Вздохнув, Коррадо перевел взгляд на своего племянника. Кармин был при смерти, когда его нашли возле пиццерии Тарулло. В тот момент они еще не знали, что именно случилось, но одно было очевидно – кто бы ни был палачом, Кармину, как и жене Винсента, был вынесен смертный приговор.

При мысли об этом Коррадо стало еще хуже. Он никогда не питал слабости к детям, находя раздражающими их бесконечные требования и шелудивые ручонки, однако он всегда высоко ценил их детскую непосредственность и чистоту. Он завидовал этому. Будучи частью La Cosa Nostra на протяжении многих лет, он убил множество людей, однако он гордился тем, что никогда не лишал жизни тех, кто, по его мнению, не заслуживал его гнева.

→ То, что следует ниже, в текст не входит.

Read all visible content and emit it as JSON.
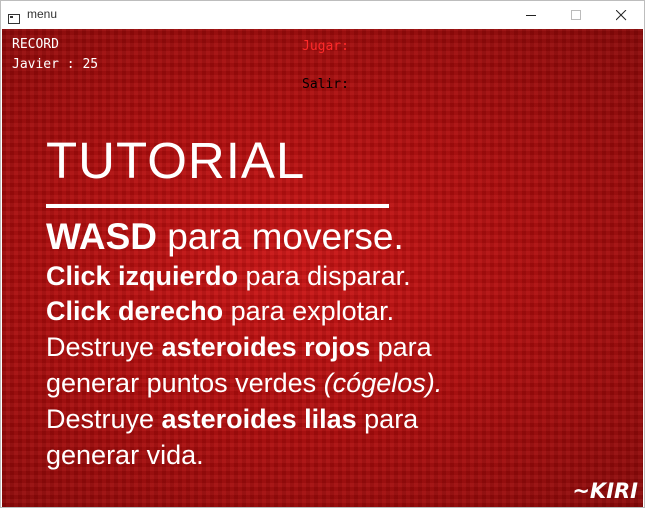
{
  "window": {
    "title": "menu",
    "controls": {
      "minimize": "minimize-icon",
      "maximize": "maximize-icon",
      "close": "close-icon"
    }
  },
  "hud": {
    "record_label": "RECORD",
    "record_entry": "Javier : 25"
  },
  "menu": {
    "items": [
      {
        "label": "Jugar:",
        "color": "#ff2a2a"
      },
      {
        "label": "Salir:",
        "color": "#000000"
      }
    ]
  },
  "tutorial": {
    "heading": "TUTORIAL",
    "line1": {
      "bold": "WASD",
      "rest": " para moverse."
    },
    "line2": {
      "bold": "Click izquierdo",
      "rest": " para disparar."
    },
    "line3": {
      "bold": "Click derecho",
      "rest": " para explotar."
    },
    "line4": {
      "pre": "Destruye ",
      "bold": "asteroides rojos",
      "rest": " para"
    },
    "line5": {
      "pre": "generar puntos verdes ",
      "italic": "(cógelos)."
    },
    "line6": {
      "pre": "Destruye ",
      "bold": "asteroides lilas",
      "rest": " para"
    },
    "line7": {
      "pre": "generar vida."
    },
    "signature": "~KIRI"
  },
  "colors": {
    "background": "#b10d0d",
    "text": "#ffffff",
    "selected_option": "#ff2a2a"
  }
}
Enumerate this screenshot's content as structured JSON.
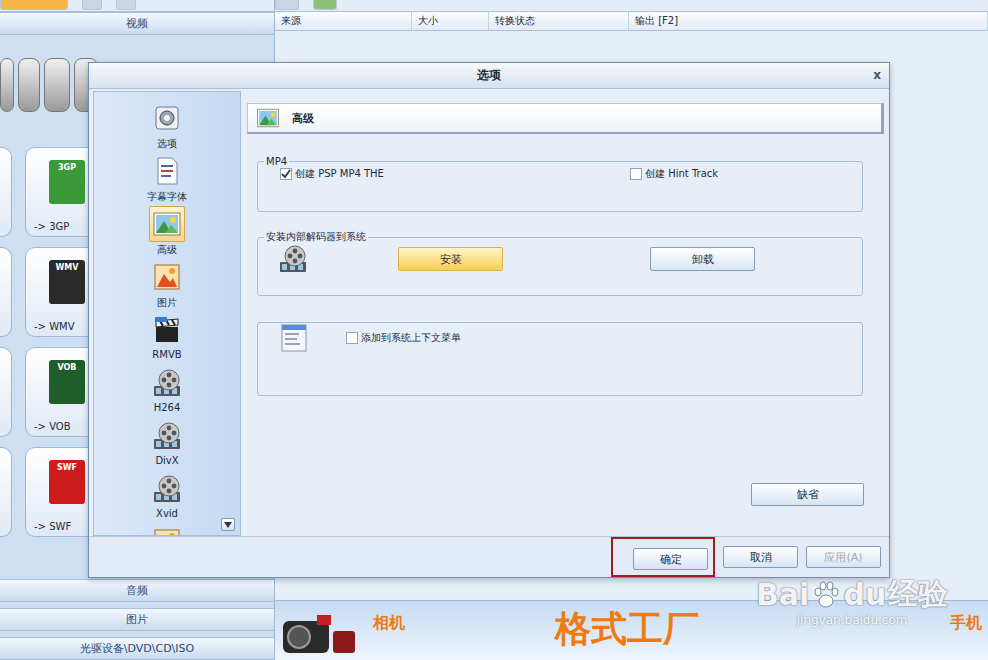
{
  "background": {
    "top_category": "视频",
    "bottom_categories": [
      "音频",
      "图片",
      "光驱设备\\DVD\\CD\\ISO"
    ],
    "formats": [
      {
        "label": "-> 3GP",
        "badge": "3GP",
        "color": "#3a9a3a"
      },
      {
        "label": "-> WMV",
        "badge": "WMV",
        "color": "#2a2a2a"
      },
      {
        "label": "-> VOB",
        "badge": "VOB",
        "color": "#1f5e2a"
      },
      {
        "label": "-> SWF",
        "badge": "SWF",
        "color": "#cc1b1b"
      }
    ],
    "file_list": {
      "columns": [
        "来源",
        "大小",
        "转换状态",
        "输出 [F2]"
      ]
    },
    "banner": {
      "title": "格式工厂",
      "left_label": "相机",
      "right_label": "手机"
    },
    "watermark": {
      "brand_left": "Bai",
      "brand_right": "du",
      "brand_cn": "经验",
      "url": "jingyan.baidu.com"
    }
  },
  "dialog": {
    "title": "选项",
    "close": "x",
    "nav": [
      {
        "label": "选项",
        "selected": false
      },
      {
        "label": "字幕字体",
        "selected": false
      },
      {
        "label": "高级",
        "selected": true
      },
      {
        "label": "图片",
        "selected": false
      },
      {
        "label": "RMVB",
        "selected": false
      },
      {
        "label": "H264",
        "selected": false
      },
      {
        "label": "DivX",
        "selected": false
      },
      {
        "label": "Xvid",
        "selected": false
      }
    ],
    "panel_title": "高级",
    "mp4_group": {
      "title": "MP4",
      "options": [
        {
          "label": "创建 PSP MP4 THE",
          "checked": true
        },
        {
          "label": "创建 Hint Track",
          "checked": false
        }
      ]
    },
    "codec_group": {
      "title": "安装内部解码器到系统",
      "buttons": [
        {
          "label": "安装",
          "highlighted": true
        },
        {
          "label": "卸载",
          "highlighted": false
        }
      ]
    },
    "context_group": {
      "option": {
        "label": "添加到系统上下文菜单",
        "checked": false
      }
    },
    "default_button": "缺省",
    "footer_buttons": [
      {
        "label": "确定",
        "emphasized": true,
        "disabled": false
      },
      {
        "label": "取消",
        "emphasized": false,
        "disabled": false
      },
      {
        "label": "应用(A)",
        "emphasized": false,
        "disabled": true
      }
    ]
  }
}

Смотря на своего племянника, который выглядел крайне беззащитным и уязвимым, Коррадо не мог представить, что могло побудить кого бы то ни было навредить ему. Это было невообразимо. Даже самые жестокие люди на дух не переносили некоторые вещи, и хладнокровное убийство ребенка входило в их число.

Однако времена менялись, и, как бы сильно Коррадо не претила эта мысль, он не мог не думать о том, что случившееся значило для Кармина. Он невольно окунулся в мир жестокости, будучи восьмилетним мальчиком. Когда он очнется – если он очнется – его мир изменится навсегда. Независимо от того, понравится ли это Кармину или нет, он не сможет дистанцироваться от этой жизни. Это будет невозможно после случившегося. Он стал часть этого мира, и Коррадо понимал, что оставшуюся часть жизни его племяннику придется постигать суть царящего вокруг него хаоса.

Он ощущал нараставшую внутри него ненависть – жгучую как раскаленная лава. Чем дольше он стоял в дверях, слушая бормотание убитого горем мужчины, тем злее он становился. Его мыслями завладела жажда отмщения, и не только потому, что того требовала организация – око за око – но и в силу того, что этого жаждало его измученное сердце.

Сердце Коррадо, активность которого, благодаря чуду, вновь отражалась десять лет спустя на экране кардиомонитора, с каждым днем становилось все сильнее и сильнее. Он пережил перестрелку на складе в Чикаго. Пуленепробиваемый гангстер увидит новый день.

Первого декабря, пробыв в коме шесть недель, Коррадо Альфонсо Моретти вновь открыл глаза.